Culta e vaidosa: livro conta história de Eunice Paiva que ficou de fora do filme com Fernanda Torres
Romance ‘Ainda Estou Aqui’, publicado por Marcelo Rubens Paiva em 2015, debruça-se sobre a doença da mãe, seus anos finais e a juventude do autor

Quem lê o livro Ainda Estou Aqui (R$ 79,90; 246 págs.; Cia. das Letras), lançado em 2015 e que deu origem ao filme brasileiro pré-indicado ao Oscar, parece estar dentro de outra história.
Não que haja diferenças entre a obra de Marcelo Rubens Paiva, eternamente lembrado (ao menos por uma obcecada versão adolescente da minha pessoa) por ter escrito o romance geracional Feliz Ano Velho), e a realidade. Mas o recorte é outro.
O longa de Walter Salles se detém, por escolha própria, claro, a contar o desaparecimento do pai de Marcelo, o engenheiro Rubens Paiva (1929-1971), durante a ditadura militar e o impacto disso na família. Ele saiu de casa para prestar um “depoimento” e simplesmente nunca mais voltou.

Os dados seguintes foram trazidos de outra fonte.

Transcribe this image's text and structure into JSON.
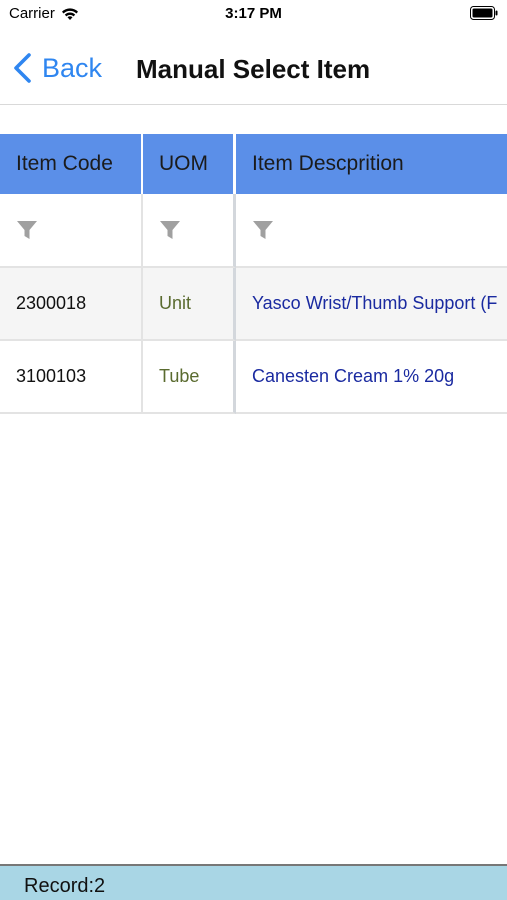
{
  "status_bar": {
    "carrier": "Carrier",
    "time": "3:17 PM",
    "icons": [
      "wifi-icon",
      "battery-icon"
    ]
  },
  "nav": {
    "back_label": "Back",
    "title": "Manual Select Item",
    "back_icon": "chevron-left-icon",
    "accent_color": "#2f86f0"
  },
  "table": {
    "header_color": "#5b8fe8",
    "columns": [
      "Item Code",
      "UOM",
      "Item Descprition"
    ],
    "filter_icon": "filter-icon",
    "rows": [
      {
        "code": "2300018",
        "uom": "Unit",
        "description": "Yasco Wrist/Thumb Support (F"
      },
      {
        "code": "3100103",
        "uom": "Tube",
        "description": "Canesten Cream 1% 20g"
      }
    ]
  },
  "footer": {
    "record_text": "Record:2",
    "color": "#a9d6e5"
  }
}
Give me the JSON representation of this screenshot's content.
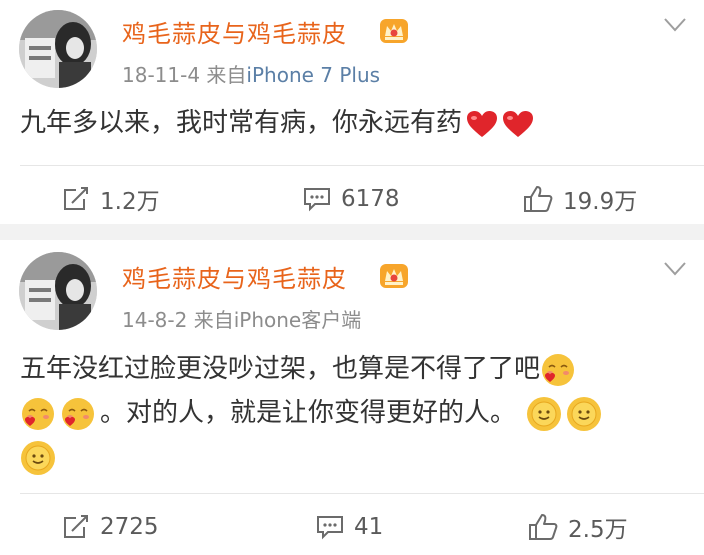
{
  "posts": [
    {
      "username": "鸡毛蒜皮与鸡毛蒜皮",
      "date": "18-11-4",
      "via": "来自",
      "source": "iPhone 7 Plus",
      "text": "九年多以来，我时常有病，你永远有药",
      "repost_count": "1.2万",
      "comment_count": "6178",
      "like_count": "19.9万"
    },
    {
      "username": "鸡毛蒜皮与鸡毛蒜皮",
      "date": "14-8-2",
      "via": "来自",
      "source": "iPhone客户端",
      "line1": "五年没红过脸更没吵过架，也算是不得了了吧",
      "line2": "。对的人，就是让你变得更好的人。",
      "repost_count": "2725",
      "comment_count": "41",
      "like_count": "2.5万"
    }
  ],
  "colors": {
    "username": "#e8641b",
    "meta": "#8c8c8c",
    "body_text": "#333333",
    "separator": "#f2f2f2",
    "heart": "#e0252b",
    "emoji": "#f6c33b"
  },
  "icons": [
    "avatar",
    "crown-icon",
    "chevron-down-icon",
    "heart-emoji",
    "blush-emoji",
    "sun-emoji",
    "repost-icon",
    "comment-icon",
    "like-icon"
  ]
}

É daí, desse foco, que emerge, aliás, a figura de Eunice Paiva (1929-2018), papel de Fernanda Torres, que levou o Globo de Ouro deste ano por sua atuação. Joga-se luz à maneira como essa mulher, sozinha de uma hora para outra, criou os cinco filhos, formou-se em direito, especializou-se na defesa indígena e ainda lutou a vida inteira para encontrar o corpo do marido — em vão.
Agora, a expectativa é o Oscar.
Voltando ao livro: o que se vê nesse romance é muito mais um relato sensível de um filho que acompanhou a mãe, dia após dia, perder a memória e a consciência que, somadas, faziam dela ela mesma.
Antes de morrer, Eunice viveu 15 anos com Alzheimer. E quem teve alguém que sofreu ou sofre da doença sabe o que é isso. É o longo e cruciante processo de ver uma pessoa querida ir embora aos poucos, aos fragmentos, aos frangalhos. Foi Marcelo o guardião legal da mãe até sua morte, em 2018.
Se o pai, sabe-se hoje, morreu no dia seguinte ao seu sumiço, em decorrência da brutalidade da tortura à qual foi submetido, a morte da mãe de Marcelo também não foi bonita — se é que existe alguma que o seja.
Mas, se o livro afunda nessa dor, antes, mostra ainda mais do que o filme as nuances da personalidade de Eunice.
Dona de casa abastada, culta, vaidosa; falava fluentemente inglês e francês; amiga de Lygia Fagundes Telles (1918-2022), Antônio Calado e Haroldo de Campos; viagens que duravam meses à Europa sem os filhos para aproveitar com o marido. Babás, funcionárias para cuidar da casa. Obsessão com dieta, trancava-se no quarto para não comer, uísques caros, quadros valorosos; rainha da etiqueta.
Eunice era, nas palavras de Marcelo, “prática, culta, magra, sensata e workaholic.”
“Deve ter me dado uns quatro beijos na vida”, diz, em certo trecho.
É com essa franqueza que ele evoca memórias da infância e da juventude, que contribuem para excertos maravilhosos do livro.
O dia em que a mãe o vestiu de caipira para uma festa do colégio Andrews, no Rio, onde as escolas não têm essa tradição; a ocasião em que levou uma mensagem escondida dos militares em uma caixa de fósforo à vizinha; e, finalmente, a libertinagem com a qual a mãe o permitia viver a vida, regada a álcool, sexo, drogas, cigarros.
*
“Você lembra de mim?”, costumavam perguntar a Eunice os mais chegados. Uma resposta da filha Veroca é uma lição à sociedade:
“O fundamental não é a lembrança, mas como você interage com ela hoje.”
Mas como você interage com ela hoje.
Mas como você interage com ela hoje.
Mas como você interage com ela hoje.